Only thing is I should have remembered my boyfriends brother had just recently broken his leg! Yep what a coincidence ! My now husbands brother was my other life model ! Ever professionals we got on with it but that was a moment I won’t forget! 🤗
So at the end of term I had to say goodbye to my modelling days , as I was return as student in my finals the next year. The modelling had got me through a tricky financial patch and Given me a story to laugh about. I I was also drawn by royalty as Lady Sarah Armstrong Jones drew me once, that’s my claim to fame , I wonder if she still has the drawings?😂
So on my last modelling day I met up with some friends and we walked to Southgate station where I got my connecting bus.
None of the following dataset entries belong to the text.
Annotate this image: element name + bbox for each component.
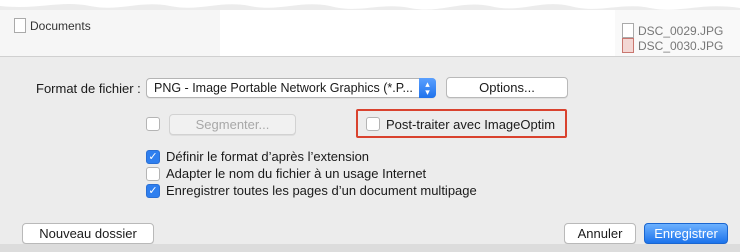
split-button[interactable]: Segmenter...	[169, 114, 296, 135]
format-label: Format de fichier :	[36, 81, 141, 96]
web-filename-label[interactable]: Adapter le nom du fichier à un usage Int…	[166, 166, 426, 181]
cancel-button[interactable]: Annuler	[564, 223, 636, 244]
split-button-label: Segmenter...	[195, 117, 270, 132]
options-button-label: Options...	[479, 80, 535, 95]
file-item[interactable]: DSC_0029.JPG	[622, 23, 723, 38]
window-bottom-edge	[0, 244, 740, 252]
file-item[interactable]: DSC_0030.JPG	[622, 38, 723, 53]
imageoptim-label[interactable]: Post-traiter avec ImageOptim	[386, 117, 555, 132]
file-name: DSC_0030.JPG	[638, 38, 724, 53]
new-folder-button[interactable]: Nouveau dossier	[22, 223, 154, 244]
documents-location[interactable]: Documents	[14, 18, 91, 33]
imageoptim-checkbox[interactable]	[366, 117, 380, 131]
define-format-label[interactable]: Définir le format d’après l’extension	[166, 149, 369, 164]
split-checkbox[interactable]	[146, 117, 160, 131]
new-folder-button-label: Nouveau dossier	[39, 226, 137, 241]
define-format-checkbox[interactable]: ✓	[146, 150, 160, 164]
file-name: DSC_0029.JPG	[638, 23, 724, 38]
chevron-updown-icon: ▴ ▾	[419, 78, 436, 98]
documents-label: Documents	[30, 18, 91, 33]
save-button[interactable]: Enregistrer	[644, 223, 728, 244]
options-button[interactable]: Options...	[446, 77, 568, 98]
format-selected-value: PNG - Image Portable Network Graphics (*…	[154, 81, 413, 95]
save-all-pages-label[interactable]: Enregistrer toutes les pages d’un docume…	[166, 183, 477, 198]
format-select[interactable]: PNG - Image Portable Network Graphics (*…	[146, 78, 436, 98]
image-file-icon	[622, 23, 634, 38]
cancel-button-label: Annuler	[577, 226, 623, 241]
web-filename-checkbox[interactable]	[146, 167, 160, 181]
image-file-icon	[622, 38, 634, 53]
document-folder-icon	[14, 18, 26, 33]
divider	[0, 56, 740, 57]
save-all-pages-checkbox[interactable]: ✓	[146, 184, 160, 198]
save-button-label: Enregistrer	[654, 226, 718, 241]
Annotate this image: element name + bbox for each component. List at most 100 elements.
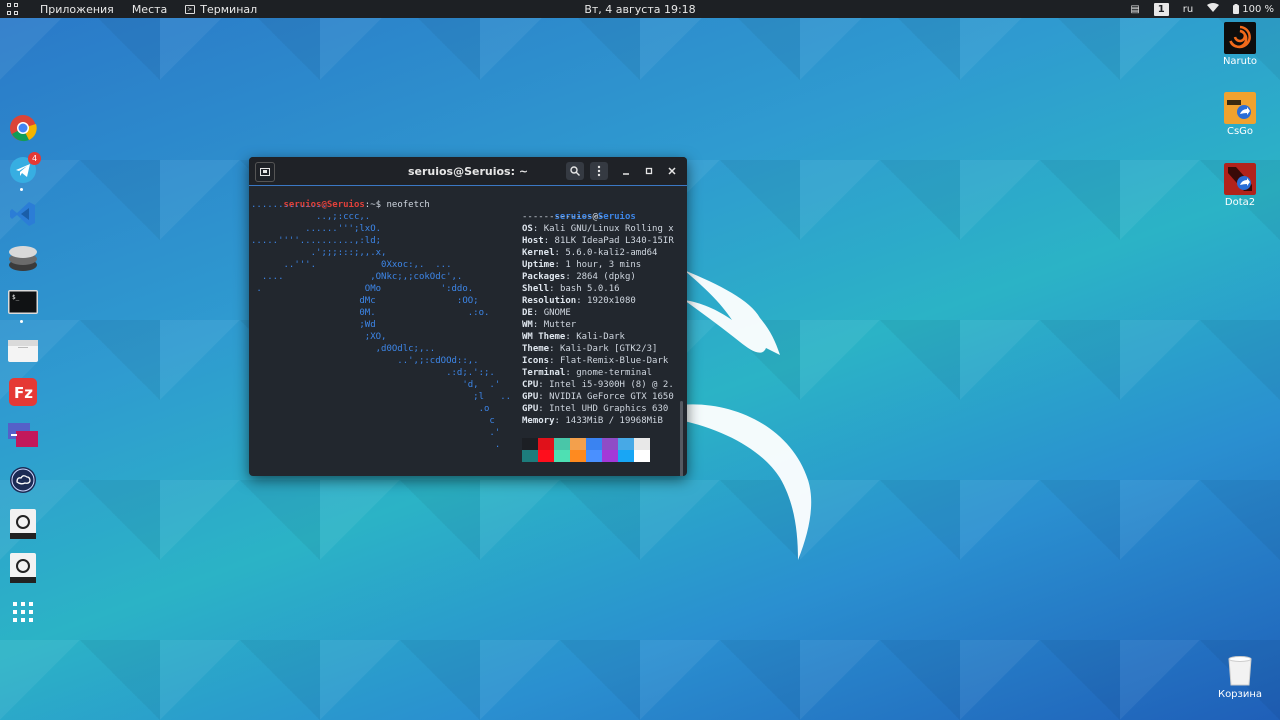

As we arrived at Southgate Station there was skip outside a house and on the skip was a eight foot high painting of me, resplendent in nothing but a pair of striped stockings, the friends I was with couldn’t contain their laughter it wasn’t the best painting but it was clearly me! They thought I should take it home but it wasn’t going on the bus with me! (Imagine) Well, it gave them a really good laugh , they said they’d thought about taking it and putting in the canteen at uni for a laugh but being students they couldn’t be bothered , phew I’m glad I’ll never have to see that again.
Anyway I’m not really sure where I was going with this blog ! Maybe it was just an amusing story, was I empowered? NO,I just took me clothes off, had it made me more confident about my body? NOPE but then I’ve gained a few scars since then and and lot more pounds. But I do realise one thing I’ve been lucky because although I’m like everyone else lots of body issues , feel fat some days etc I do know one thing I sometimes challenge myself to do things way out of my comfort zone and it’s those things that make life interesting!